A robust, fiber-coupled scanning probe magnetometer using electron spins at the tip of a diamond nanobeam

TL;DR

This paper presents a fiber-coupled diamond nanobeam magnetometer using NV spins at its tip, enabling robust, efficient magnetic imaging in challenging environments like biological or cryogenic systems.

Contribution

It introduces a novel fiber-coupled diamond nanobeam sensor with angled ion implantation for NV spins, enhancing robustness and optical coupling for magnetic imaging.

Findings

Successful magnetic imaging of a current-carrying wire

Robust fiber coupling with high optical efficiency

Potential for studying quantum materials and biological samples

Abstract

Fiber-coupled sensors are well suited for sensing and microscopy in hard-to-reach environments such as biological or cryogenic systems.
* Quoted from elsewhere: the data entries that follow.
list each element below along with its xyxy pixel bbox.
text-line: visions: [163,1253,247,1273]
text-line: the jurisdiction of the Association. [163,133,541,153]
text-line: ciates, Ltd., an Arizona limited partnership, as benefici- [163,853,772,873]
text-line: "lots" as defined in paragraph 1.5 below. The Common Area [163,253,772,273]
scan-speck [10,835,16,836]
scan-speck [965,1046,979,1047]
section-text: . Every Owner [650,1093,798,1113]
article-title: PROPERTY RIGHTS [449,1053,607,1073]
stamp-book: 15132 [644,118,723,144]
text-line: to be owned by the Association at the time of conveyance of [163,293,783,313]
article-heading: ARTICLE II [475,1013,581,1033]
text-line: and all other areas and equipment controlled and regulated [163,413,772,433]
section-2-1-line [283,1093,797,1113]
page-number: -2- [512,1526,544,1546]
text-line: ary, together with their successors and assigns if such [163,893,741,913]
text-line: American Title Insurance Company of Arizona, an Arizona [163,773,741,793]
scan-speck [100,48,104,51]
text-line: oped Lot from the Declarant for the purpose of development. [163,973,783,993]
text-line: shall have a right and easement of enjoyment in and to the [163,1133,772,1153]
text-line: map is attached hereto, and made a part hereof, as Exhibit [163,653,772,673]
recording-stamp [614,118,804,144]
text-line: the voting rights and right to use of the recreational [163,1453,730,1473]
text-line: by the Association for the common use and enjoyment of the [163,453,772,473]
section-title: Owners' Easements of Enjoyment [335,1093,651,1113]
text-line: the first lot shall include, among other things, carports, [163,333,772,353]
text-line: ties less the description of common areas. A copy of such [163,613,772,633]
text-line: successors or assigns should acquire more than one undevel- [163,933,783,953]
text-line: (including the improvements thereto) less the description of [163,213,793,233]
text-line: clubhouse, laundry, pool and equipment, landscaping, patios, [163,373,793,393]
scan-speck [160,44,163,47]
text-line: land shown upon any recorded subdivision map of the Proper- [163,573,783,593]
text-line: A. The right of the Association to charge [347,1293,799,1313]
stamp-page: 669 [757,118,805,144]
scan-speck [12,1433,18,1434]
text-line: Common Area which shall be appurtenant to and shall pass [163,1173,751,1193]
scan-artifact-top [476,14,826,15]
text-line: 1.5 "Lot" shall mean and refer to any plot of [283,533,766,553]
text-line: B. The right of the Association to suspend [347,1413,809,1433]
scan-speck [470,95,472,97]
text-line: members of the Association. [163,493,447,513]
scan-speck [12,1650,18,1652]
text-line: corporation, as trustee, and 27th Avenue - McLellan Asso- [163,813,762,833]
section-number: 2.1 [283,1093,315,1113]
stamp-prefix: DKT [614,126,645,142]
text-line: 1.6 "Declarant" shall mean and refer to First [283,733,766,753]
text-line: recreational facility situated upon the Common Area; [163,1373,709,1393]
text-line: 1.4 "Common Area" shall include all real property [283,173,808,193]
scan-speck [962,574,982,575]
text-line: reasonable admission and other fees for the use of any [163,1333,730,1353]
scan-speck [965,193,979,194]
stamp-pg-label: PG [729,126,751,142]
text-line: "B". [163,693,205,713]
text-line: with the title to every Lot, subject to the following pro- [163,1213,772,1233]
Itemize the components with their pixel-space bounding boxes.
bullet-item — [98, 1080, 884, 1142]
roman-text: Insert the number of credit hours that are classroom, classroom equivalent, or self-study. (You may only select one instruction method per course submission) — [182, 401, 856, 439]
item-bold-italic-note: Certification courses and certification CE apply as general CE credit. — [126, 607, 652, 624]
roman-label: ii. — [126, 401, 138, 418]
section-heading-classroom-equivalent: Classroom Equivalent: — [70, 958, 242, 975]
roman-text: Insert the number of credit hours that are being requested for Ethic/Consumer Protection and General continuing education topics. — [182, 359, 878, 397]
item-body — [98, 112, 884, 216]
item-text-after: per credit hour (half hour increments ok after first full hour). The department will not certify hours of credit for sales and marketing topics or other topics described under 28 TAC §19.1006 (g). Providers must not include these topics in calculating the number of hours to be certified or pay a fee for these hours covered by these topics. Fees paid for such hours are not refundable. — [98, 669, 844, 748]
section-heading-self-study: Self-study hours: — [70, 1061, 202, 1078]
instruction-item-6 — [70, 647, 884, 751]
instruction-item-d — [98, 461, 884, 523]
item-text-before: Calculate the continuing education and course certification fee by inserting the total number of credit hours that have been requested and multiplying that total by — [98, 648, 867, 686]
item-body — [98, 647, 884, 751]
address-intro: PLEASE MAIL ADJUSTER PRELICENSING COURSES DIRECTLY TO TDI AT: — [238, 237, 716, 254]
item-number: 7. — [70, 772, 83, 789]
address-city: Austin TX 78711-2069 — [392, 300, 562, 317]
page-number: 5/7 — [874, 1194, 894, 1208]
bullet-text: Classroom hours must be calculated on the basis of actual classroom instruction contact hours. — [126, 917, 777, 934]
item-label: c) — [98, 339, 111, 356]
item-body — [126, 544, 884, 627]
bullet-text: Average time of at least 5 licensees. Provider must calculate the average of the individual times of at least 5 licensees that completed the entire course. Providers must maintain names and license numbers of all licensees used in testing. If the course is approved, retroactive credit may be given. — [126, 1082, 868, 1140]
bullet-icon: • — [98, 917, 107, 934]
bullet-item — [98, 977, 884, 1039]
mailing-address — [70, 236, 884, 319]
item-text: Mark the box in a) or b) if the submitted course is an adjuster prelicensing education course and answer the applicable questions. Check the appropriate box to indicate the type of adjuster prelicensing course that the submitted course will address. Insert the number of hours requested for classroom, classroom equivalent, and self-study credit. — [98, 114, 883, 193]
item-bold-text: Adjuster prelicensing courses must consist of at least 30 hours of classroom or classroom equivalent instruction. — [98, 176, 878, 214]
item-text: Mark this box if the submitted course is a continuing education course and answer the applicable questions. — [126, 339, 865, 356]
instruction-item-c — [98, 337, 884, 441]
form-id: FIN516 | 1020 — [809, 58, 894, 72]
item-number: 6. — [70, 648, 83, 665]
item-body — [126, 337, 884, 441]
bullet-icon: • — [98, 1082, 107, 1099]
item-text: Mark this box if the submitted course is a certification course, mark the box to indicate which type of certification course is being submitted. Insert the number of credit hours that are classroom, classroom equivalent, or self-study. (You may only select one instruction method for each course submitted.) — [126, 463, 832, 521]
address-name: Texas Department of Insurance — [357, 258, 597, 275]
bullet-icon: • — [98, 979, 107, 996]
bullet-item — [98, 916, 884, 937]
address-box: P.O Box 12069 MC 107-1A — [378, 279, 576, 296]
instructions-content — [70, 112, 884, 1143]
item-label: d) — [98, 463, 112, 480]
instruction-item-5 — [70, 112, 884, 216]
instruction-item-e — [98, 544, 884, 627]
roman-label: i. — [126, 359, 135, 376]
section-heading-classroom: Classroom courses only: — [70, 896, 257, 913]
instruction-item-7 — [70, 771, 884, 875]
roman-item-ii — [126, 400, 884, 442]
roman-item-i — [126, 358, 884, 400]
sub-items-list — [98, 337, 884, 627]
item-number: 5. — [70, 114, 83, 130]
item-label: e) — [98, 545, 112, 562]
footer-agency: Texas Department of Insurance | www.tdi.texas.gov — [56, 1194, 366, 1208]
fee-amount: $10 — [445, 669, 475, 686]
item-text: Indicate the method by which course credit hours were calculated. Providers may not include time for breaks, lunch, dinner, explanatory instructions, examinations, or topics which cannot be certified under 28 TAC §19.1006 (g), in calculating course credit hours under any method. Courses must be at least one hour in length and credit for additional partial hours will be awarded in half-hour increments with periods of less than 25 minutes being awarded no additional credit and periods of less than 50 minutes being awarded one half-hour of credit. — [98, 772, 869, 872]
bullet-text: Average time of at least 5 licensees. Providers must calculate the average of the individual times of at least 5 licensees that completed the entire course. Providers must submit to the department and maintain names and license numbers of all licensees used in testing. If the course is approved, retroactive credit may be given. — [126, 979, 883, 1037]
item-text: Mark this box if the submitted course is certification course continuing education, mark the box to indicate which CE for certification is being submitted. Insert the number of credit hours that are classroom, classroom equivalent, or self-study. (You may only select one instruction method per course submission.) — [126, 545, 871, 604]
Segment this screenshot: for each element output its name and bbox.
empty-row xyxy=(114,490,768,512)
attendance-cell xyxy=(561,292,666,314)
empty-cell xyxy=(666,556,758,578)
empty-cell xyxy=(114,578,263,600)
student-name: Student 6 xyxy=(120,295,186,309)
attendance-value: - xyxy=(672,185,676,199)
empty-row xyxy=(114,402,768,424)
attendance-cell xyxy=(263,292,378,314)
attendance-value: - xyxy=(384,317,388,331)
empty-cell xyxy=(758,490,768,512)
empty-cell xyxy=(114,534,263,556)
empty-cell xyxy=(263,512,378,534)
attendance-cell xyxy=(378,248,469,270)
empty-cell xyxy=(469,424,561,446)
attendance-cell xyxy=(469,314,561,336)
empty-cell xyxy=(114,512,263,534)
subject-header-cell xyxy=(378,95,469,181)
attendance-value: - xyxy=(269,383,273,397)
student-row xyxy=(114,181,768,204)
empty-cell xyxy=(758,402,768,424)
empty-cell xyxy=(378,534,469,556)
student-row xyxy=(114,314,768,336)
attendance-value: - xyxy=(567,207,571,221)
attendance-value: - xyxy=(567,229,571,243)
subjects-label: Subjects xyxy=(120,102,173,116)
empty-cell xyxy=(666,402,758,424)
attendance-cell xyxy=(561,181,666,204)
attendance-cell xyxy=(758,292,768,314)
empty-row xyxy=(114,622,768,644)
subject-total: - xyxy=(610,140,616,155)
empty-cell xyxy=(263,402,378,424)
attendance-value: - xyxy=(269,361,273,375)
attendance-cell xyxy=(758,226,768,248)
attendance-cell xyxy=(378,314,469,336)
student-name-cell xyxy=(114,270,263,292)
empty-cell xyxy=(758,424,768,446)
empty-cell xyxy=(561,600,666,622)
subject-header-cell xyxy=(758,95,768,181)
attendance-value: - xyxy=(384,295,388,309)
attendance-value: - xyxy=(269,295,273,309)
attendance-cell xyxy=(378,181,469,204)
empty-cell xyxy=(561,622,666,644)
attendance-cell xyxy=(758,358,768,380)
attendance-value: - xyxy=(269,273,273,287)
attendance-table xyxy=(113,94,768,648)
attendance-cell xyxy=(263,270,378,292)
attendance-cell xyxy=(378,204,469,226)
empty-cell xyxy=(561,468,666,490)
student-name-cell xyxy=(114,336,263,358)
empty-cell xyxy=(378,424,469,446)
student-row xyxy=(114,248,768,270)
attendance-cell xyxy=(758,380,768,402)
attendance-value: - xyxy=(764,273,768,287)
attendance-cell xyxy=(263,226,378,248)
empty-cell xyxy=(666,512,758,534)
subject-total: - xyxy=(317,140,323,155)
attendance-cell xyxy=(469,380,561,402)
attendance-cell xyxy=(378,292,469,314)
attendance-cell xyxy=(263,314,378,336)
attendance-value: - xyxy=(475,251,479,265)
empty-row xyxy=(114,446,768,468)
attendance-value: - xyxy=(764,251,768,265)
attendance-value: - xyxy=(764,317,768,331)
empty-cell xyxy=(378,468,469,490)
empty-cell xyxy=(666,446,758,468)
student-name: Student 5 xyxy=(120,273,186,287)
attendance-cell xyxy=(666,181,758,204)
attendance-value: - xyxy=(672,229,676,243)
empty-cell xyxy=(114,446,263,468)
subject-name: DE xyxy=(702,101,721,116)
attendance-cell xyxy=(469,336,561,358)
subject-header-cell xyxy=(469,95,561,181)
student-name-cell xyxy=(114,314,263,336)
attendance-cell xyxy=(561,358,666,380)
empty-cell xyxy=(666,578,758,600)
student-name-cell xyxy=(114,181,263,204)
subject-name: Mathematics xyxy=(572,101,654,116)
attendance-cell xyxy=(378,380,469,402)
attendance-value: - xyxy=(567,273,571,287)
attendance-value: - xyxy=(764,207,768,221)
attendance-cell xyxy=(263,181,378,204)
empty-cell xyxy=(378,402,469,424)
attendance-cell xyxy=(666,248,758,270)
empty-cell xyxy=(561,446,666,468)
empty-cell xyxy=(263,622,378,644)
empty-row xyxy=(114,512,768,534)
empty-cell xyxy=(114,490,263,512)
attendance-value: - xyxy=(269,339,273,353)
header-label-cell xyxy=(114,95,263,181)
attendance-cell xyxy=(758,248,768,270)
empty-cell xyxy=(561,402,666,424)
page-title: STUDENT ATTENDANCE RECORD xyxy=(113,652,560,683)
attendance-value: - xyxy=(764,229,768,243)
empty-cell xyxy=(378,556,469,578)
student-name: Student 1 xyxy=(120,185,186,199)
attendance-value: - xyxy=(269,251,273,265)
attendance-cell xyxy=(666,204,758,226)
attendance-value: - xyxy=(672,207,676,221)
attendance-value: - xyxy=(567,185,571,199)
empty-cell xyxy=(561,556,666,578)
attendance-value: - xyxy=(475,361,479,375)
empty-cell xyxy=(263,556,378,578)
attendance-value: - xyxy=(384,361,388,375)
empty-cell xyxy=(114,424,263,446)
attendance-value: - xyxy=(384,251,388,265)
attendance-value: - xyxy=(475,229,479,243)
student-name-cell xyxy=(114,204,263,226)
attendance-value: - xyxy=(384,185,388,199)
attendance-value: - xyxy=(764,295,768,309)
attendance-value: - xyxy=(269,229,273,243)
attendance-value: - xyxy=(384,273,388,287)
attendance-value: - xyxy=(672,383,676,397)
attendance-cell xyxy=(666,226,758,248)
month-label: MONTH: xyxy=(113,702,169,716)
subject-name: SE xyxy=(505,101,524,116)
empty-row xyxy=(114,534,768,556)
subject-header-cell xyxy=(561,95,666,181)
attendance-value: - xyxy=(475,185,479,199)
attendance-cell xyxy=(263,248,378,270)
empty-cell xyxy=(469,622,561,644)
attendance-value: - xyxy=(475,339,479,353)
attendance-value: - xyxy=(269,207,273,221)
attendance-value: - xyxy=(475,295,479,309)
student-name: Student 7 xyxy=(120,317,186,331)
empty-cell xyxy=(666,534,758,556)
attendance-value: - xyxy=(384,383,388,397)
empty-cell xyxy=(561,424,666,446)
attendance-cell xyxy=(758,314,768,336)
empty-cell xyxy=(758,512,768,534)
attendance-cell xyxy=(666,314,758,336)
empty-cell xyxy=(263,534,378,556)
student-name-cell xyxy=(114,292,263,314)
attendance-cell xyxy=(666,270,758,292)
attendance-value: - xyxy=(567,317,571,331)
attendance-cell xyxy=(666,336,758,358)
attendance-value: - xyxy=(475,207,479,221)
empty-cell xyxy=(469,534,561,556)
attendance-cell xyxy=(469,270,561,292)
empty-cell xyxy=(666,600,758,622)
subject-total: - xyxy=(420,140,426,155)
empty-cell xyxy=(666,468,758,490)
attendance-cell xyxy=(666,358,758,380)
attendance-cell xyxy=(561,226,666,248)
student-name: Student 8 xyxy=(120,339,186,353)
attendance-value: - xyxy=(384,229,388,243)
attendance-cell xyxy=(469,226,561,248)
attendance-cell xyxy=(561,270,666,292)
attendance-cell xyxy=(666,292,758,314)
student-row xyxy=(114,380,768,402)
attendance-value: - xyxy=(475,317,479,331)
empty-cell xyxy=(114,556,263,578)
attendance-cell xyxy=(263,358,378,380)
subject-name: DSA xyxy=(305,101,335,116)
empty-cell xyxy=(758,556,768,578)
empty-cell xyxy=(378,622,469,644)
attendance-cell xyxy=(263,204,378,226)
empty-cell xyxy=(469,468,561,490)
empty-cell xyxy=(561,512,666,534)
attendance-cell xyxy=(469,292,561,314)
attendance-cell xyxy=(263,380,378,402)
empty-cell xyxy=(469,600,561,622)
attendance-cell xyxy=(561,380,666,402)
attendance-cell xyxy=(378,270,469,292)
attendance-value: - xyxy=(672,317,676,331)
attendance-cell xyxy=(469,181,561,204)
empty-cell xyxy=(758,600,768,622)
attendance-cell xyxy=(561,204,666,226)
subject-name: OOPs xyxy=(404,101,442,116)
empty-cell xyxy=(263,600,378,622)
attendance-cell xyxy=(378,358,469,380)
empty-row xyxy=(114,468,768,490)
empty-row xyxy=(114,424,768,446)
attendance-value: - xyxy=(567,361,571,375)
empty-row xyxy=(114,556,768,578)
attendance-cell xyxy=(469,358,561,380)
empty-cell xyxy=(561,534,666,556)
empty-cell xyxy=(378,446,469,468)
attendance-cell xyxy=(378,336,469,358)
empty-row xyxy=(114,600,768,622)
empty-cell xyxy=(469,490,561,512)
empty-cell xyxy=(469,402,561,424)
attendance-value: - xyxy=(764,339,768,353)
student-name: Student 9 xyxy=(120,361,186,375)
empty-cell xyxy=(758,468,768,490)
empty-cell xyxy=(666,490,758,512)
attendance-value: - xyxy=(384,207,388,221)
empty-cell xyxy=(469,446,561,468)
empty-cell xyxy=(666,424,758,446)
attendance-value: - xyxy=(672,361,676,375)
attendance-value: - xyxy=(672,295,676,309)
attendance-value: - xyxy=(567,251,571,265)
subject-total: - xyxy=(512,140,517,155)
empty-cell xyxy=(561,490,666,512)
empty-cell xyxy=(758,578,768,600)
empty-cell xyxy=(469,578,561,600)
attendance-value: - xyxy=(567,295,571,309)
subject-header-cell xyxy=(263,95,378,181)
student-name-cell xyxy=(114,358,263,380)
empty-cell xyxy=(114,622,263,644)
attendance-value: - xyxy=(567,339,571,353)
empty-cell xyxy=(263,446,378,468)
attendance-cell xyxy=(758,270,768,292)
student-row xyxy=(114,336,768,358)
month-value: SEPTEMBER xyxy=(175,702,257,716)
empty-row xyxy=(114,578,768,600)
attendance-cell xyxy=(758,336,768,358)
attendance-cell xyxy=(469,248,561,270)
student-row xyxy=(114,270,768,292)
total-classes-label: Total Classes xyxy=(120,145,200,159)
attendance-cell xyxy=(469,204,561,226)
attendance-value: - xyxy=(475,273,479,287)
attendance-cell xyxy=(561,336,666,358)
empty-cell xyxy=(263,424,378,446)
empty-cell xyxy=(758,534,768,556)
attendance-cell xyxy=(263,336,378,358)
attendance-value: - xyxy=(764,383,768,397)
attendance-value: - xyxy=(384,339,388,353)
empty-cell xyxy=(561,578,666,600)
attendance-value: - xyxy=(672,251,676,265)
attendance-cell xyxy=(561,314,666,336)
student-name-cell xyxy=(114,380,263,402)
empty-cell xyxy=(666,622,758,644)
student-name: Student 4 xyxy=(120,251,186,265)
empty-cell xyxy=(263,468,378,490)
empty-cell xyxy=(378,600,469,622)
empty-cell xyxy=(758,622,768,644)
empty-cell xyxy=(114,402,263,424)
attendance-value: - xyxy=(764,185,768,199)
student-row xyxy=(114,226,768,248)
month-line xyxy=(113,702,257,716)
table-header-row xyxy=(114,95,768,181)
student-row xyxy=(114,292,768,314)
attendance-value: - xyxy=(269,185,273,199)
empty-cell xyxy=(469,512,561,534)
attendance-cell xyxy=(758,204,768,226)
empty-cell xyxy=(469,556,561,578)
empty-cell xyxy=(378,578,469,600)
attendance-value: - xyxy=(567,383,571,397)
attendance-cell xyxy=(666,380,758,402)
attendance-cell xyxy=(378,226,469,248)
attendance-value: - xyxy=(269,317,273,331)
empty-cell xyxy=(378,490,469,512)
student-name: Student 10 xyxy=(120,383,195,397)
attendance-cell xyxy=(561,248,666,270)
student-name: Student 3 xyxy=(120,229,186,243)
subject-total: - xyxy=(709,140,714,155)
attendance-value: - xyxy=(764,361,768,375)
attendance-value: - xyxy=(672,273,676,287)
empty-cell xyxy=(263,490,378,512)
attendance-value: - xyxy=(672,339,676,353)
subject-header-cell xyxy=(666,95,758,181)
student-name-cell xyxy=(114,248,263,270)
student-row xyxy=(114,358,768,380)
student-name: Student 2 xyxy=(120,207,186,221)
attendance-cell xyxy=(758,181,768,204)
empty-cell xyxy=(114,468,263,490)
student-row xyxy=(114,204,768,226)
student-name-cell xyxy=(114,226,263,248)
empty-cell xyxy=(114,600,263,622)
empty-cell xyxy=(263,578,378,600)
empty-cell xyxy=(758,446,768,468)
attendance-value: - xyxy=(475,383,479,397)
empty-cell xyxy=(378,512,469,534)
We demonstrate fiber-based magnetic imaging based on nitrogen-vacancy (NV) sensor spins at the tip of a fiber-coupled diamond nanobeam. We incorporated angled ion implantation into the nanobeam fabrication process to realize a small ensemble of NV spins at the nanobeam tip. By gluing the nanobeam to a tapered fiber, we created a robust and transportable probe with optimized optical coupling efficiency. We demonstrate the imaging capability of the fiber-coupled nanobeam by measuring the magnetic field generated by a current-carrying wire. With its robust coupling and efficient readout at the fiber-coupled interface, our probe could allow new studies of (quantum) materials and biological samples.